Additionally, Celanese said, the cycle time reduction achieved by using injection molding instead of compression molding and eliminating the need to paint contributes to an annual savings of approximately $15 million. It also reduced the weight in each vehicle by 16 pounds. 

This type of weight savings is especially vital in electric and hybrid vehicles, which need to maximize battery performance. That opens opportunities for replacing metal with polymers and polymer composites. 

Kelly notes an automotive cross-beam application as a case in point. It uses Zytel PA 6/6 for the structural, under-car member, which, he said, is in “late-stage development” with an automaker. 

Tuning EV motor mounts.

And Cadillac is using Celanese’s Zytel NVH, a structural material that can be tuned to reduce specific frequencies, for its Lyriq EV motor mounts. General Motors tried aluminum, but it created an undesirable sound in the passenger cabin. These plastic mounts produce a quieter interior experience by isolating and damping high-frequency motor noise, which becomes more prominent with quieter EVs. This innovation also won a nod from Automotive News’ PACE program with a nomination in 2022, and a Society of Automotive Analysts Innovations in Lightweighting award in 2023.

GM’s Cadillac Lyriq EV adopted Celanese’s Zytel NVH high-performance nylon for its motor mounts, reducing noise in the vehicle’s passenger cabin. Image courtesy of Celanese Corp.
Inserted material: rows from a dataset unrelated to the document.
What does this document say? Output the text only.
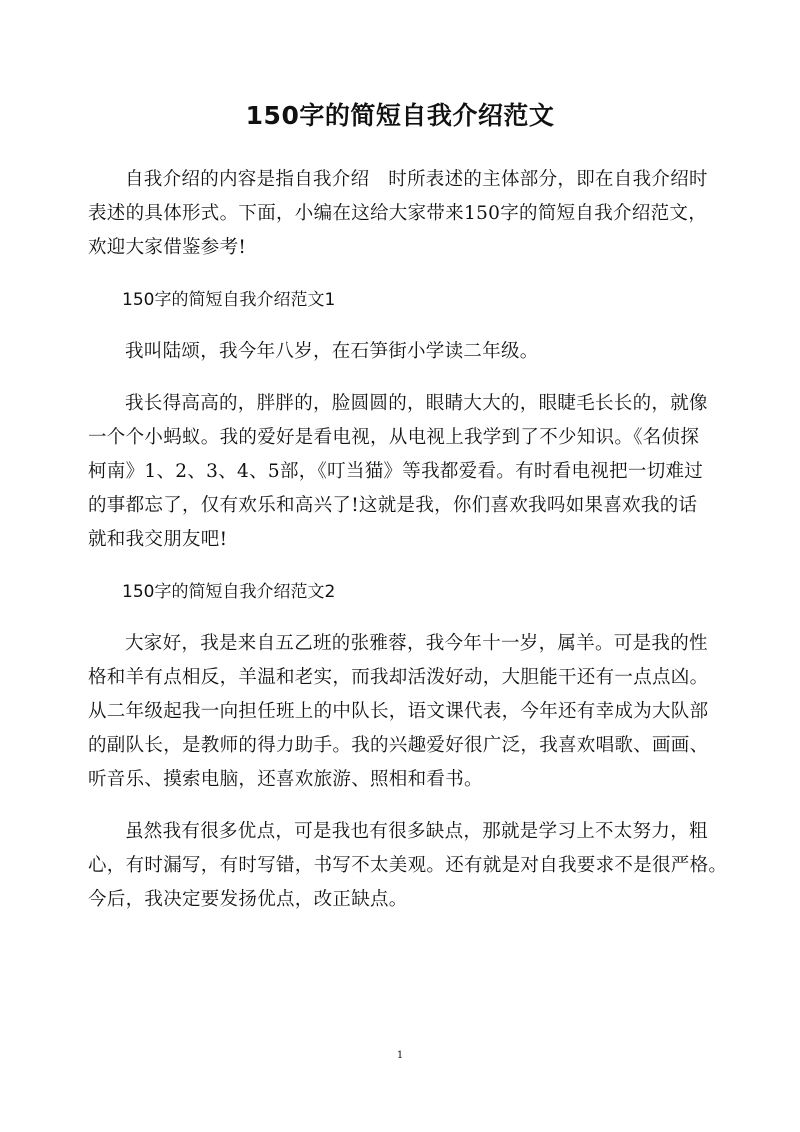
150字的简短自我介绍范文
自我介绍的内容是指自我介绍　时所表述的主体部分，即在自我介绍时
表述的具体形式。下面，小编在这给大家带来150字的简短自我介绍范文，
欢迎大家借鉴参考!
150字的简短自我介绍范文1
我叫陆颂，我今年八岁，在石笋街小学读二年级。
我长得高高的，胖胖的，脸圆圆的，眼睛大大的，眼睫毛长长的，就像
一个个小蚂蚁。我的爱好是看电视，从电视上我学到了不少知识。《名侦探
柯南》1、2、3、4、5部，《叮当猫》等我都爱看。有时看电视把一切难过
的事都忘了，仅有欢乐和高兴了!这就是我，你们喜欢我吗如果喜欢我的话
就和我交朋友吧!
150字的简短自我介绍范文2
大家好，我是来自五乙班的张雅蓉，我今年十一岁，属羊。可是我的性
格和羊有点相反，羊温和老实，而我却活泼好动，大胆能干还有一点点凶。
从二年级起我一向担任班上的中队长，语文课代表，今年还有幸成为大队部
的副队长，是教师的得力助手。我的兴趣爱好很广泛，我喜欢唱歌、画画、
听音乐、摸索电脑，还喜欢旅游、照相和看书。
虽然我有很多优点，可是我也有很多缺点，那就是学习上不太努力，粗
心，有时漏写，有时写错，书写不太美观。还有就是对自我要求不是很严格。
今后，我决定要发扬优点，改正缺点。
1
Kelly noted another advantage that he says Celanese has. “We have a really strong position with the OEMs and [automotive tier suppliers] in China,” which is a leader in EV development. 

“We tend to learn things in China about design principles and then we transfer those to the engineers in the US, and to Europe to make sure that we're ready. Because, ultimately, a lot of the same design challenges that the Chinese have already been facing will be coming up in the US and Europe, as well. So we’re more prepared for this.”

A major TPE portfolio.

Celanese also is active in other sectors. With two leading thermoplastic elastomer brands — Santoprene thermoplastic vulcanizates (TPVs) and Hytrel thermoplastic copolyesters (TPCs) — the company is getting more active in athletic footwear, for example. 

The midsole on running shoes, he notes, traditionally has been made from ethyl vinyl acetate (EVA). Now, Kelly says, “customers started using our Hytrel to get more elasticity and bounce in in the running shoe. And we've been working with customers recently on foaming technology to not only give you even more elasticity, but lighter weight and still get those same bounce properties.”

The company is incorporating bio-based raw material options into these products, as well. At the same time, Santoprene TPV allows users to recycle any of the trimmed waste, unlike with thermoset EPDM rubber, which is not recyclable. 

A more sustainable alternative to Spandex.

Additionally, as previously reported, Celanese has been working for years with Baltimore-based Under Armour Inc. (UA), the athletic apparel and footwear giant, to develop an alternative fiber for use in performance stretch fabrics. Its aim is to replace the long-established elastane (commonly known as Spandex). Kelly said elastane uses a lot of solvents in its manufacturing process that ultimately get released into the environment if not captured properly. Spandex also is not recyclable, he said. 

So Celanese and UA recently introduced Neolast. This alternative “could unlock the potential for end users to recycle performance stretch fabrics,” claims Celanese, “a legacy aspect that has yet to be solved in the pursuit of circular manufacturing with respect to stretch fabrics.” 

Neolast fibers are produced using a proprietary, solvent-free, melt-extrusion process, notes Kelly, adding that the fiber itself can be tailored to give very different properties. 

Celanese says that in addition to exploring application opportunities with Under Armour, it intends to make the fiber available to the broader apparel industry, potentially reducing elastane dependence.